Ahti is not a human in form of one. He is as old as the oldest house, a guard of doors, a guide for those who enter. He could be a god who delivers fish and seals from dark deep. But maybe he croons of nightless nights with his fellow doorkeepers, while still he walks other worlds and those within them—no hiss can hiss him out. He hears disquiet in your heart, powers you with wisdom and song.
Like an altered telephone, whispers echo of him saying:
“Better than somebody with no face at all.”
“The matter is a steak.”
“What you leave behind, you find in front of you.”
“The sun will shine even into a heap of twigs.”
“I can tell you are not a yesterday’s grouse’s son.”
“A fox never runs out of tricks.”
“And we all disappear like a fart in Sahara.”
“Onwards, said the granny in the snow.”
“Burn it into a reindeer, not into a moose.”
“You can never know in which tree the devil sits.”

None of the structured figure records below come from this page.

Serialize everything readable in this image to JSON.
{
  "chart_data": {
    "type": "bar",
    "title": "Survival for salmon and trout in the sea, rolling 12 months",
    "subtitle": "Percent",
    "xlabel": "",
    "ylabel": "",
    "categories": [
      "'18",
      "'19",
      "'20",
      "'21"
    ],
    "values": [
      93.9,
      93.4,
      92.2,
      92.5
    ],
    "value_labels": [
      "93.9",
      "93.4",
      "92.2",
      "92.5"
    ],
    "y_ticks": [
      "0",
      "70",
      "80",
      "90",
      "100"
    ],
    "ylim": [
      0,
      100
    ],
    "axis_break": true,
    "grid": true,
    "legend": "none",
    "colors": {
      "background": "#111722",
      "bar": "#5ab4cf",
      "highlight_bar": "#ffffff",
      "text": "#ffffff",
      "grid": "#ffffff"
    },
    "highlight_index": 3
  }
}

“Don’t have to run with your head as your third leg.”
“When the panic is biggest, the help is also near.”
“Safe as in the Lord’s purse.”
Also read: Grim Fandango: it's poetry night at the Blue Casket
Listen. If you hear soft ringing of the uncanny but familiar, you are not alone. Ahti speaks Finnish in English, word for word, syllable by syllable. Lost in translation, yet the tongue of the ancients remembers when you wrap yourself around your gut and feel a tremor supreme.
Ahti is oftentimes proverbial, if not always. And today we will be too. In a chasm of what makes us human, enlightened, and connected, words long-buried long for water to grow like maple leaves, bellflowers, and swallows and release from our mouths, feathered and unfettered.

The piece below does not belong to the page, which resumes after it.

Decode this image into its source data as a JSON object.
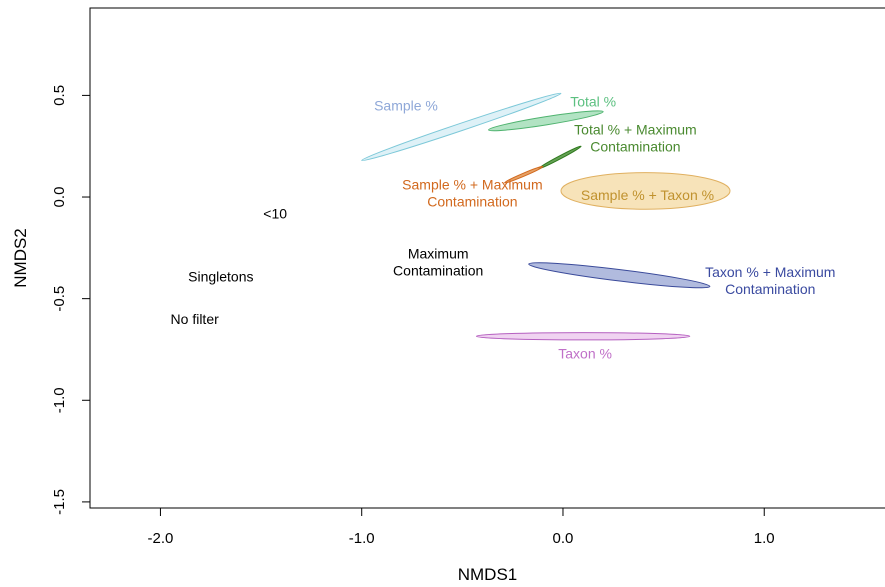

To let them out, there are rules—or gentle guidance—to follow. Think of flora and fauna around you. Think about the elders and their courage. Think on the darkness of the world, the light that shines it away. Prayers and your chosen God. Something funny, silly, a pun.

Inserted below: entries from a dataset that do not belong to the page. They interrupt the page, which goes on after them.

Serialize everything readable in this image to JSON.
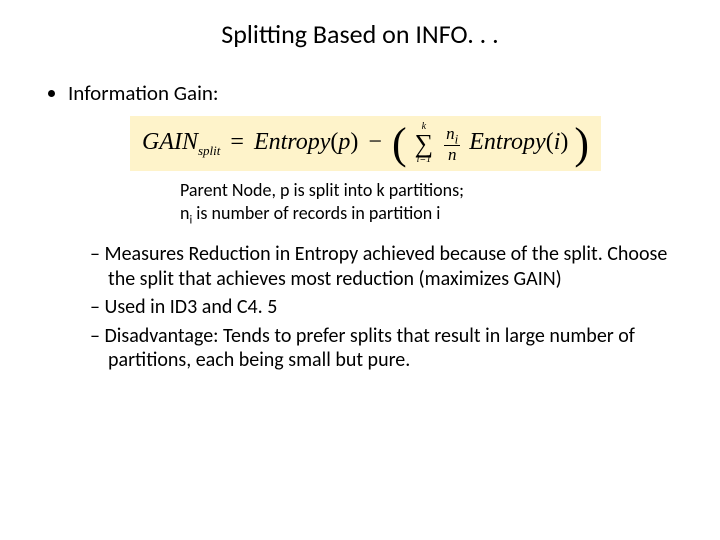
{
  "title": "Splitting Based on INFO. . .",
  "bullet_label": "Information Gain:",
  "formula": {
    "lhs_name": "GAIN",
    "lhs_sub": "split",
    "eq": "=",
    "entropy_name": "Entropy",
    "parent_arg": "p",
    "minus": "−",
    "sum_upper": "k",
    "sum_lower": "i=1",
    "frac_num_sym": "n",
    "frac_num_sub": "i",
    "frac_den": "n",
    "child_arg": "i",
    "background_color": "#fef3ca"
  },
  "caption": {
    "line1": "Parent Node, p is split into k partitions;",
    "line2_pre": "n",
    "line2_sub": "i",
    "line2_post": " is number of records in partition i"
  },
  "subpoints": [
    "Measures Reduction in Entropy achieved because of the split. Choose the split that achieves most reduction (maximizes GAIN)",
    "Used in ID3 and C4. 5",
    "Disadvantage: Tends to prefer splits that result in large number of partitions, each being small but pure."
  ],
  "colors": {
    "text": "#000000",
    "background": "#ffffff"
  }
}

Birth words that will carry and cradle you. Words that will connect you to yourself, to others. Words that will be timely as much as timeless. Words that will make you unsinkable. Words that become you.
Words such as:
A rotten raspberry among the fresh will rot the rest.
Do not walk beneath birds in flight if you do not want surprises.
The heart knows what the eyes refuse to see.
Love as pure as babies and doves will never hurt on purpose.
Among the barking, biting dogs, be the suave, silent cat.
They who live in the past or future never find peace in their present.
Surround yourself with friends named Faith, Hope, Love, and Wisdom.
Move like water, and you will never get stuck between rocks.
A rose in soil has more use than dead.
Words adorn, but actions show the naked truth.
Darkness is only light switched off not for long.
When you are ready, your fate finds you.
Alone, not lonely.
Also read: We root ourselves to earth through song
As the fire dies, twigs turn to ash, I will tell you again. Ahti is many things, all things. He may be a sage. He may be your grandfather or his grandfather. He could be a pause or bridge in a song. The dulcet snore of your neighbor’s cat, the loud tickle in your belly. Maybe the kiss of dry heat in a sauna, the entrancing loop in a VHS recording. And those words you forgot but knew all along, in the depths of your depth, on the tip of your tongue. Ahti is in us, is us.
What words live in and out of you?
And so you become them.
Yours hopefully,
Nadia
Nadia! There’s some rich wisdom in these proverbs, but my favourite lines of all..?
“Birth words that will carry and cradle you. Words that will connect you to yourself, to others. Words that will be timely as much as timeless. Words that will make you unsinkable. Words that become you.” I’m going to print these off and have them on the wall by my desk! I think they might be some of the most beautiful and inspiring words I’ve ever seen. You spin magic, my dear, truly ✨ Thank you.
The words that reverberate the most within me all have to do with nature: the smell of damp earth, the hollow thunk of boulders in a rockslide, the icy blue of a crevasse. Thanks for reminding me of them, Nadia!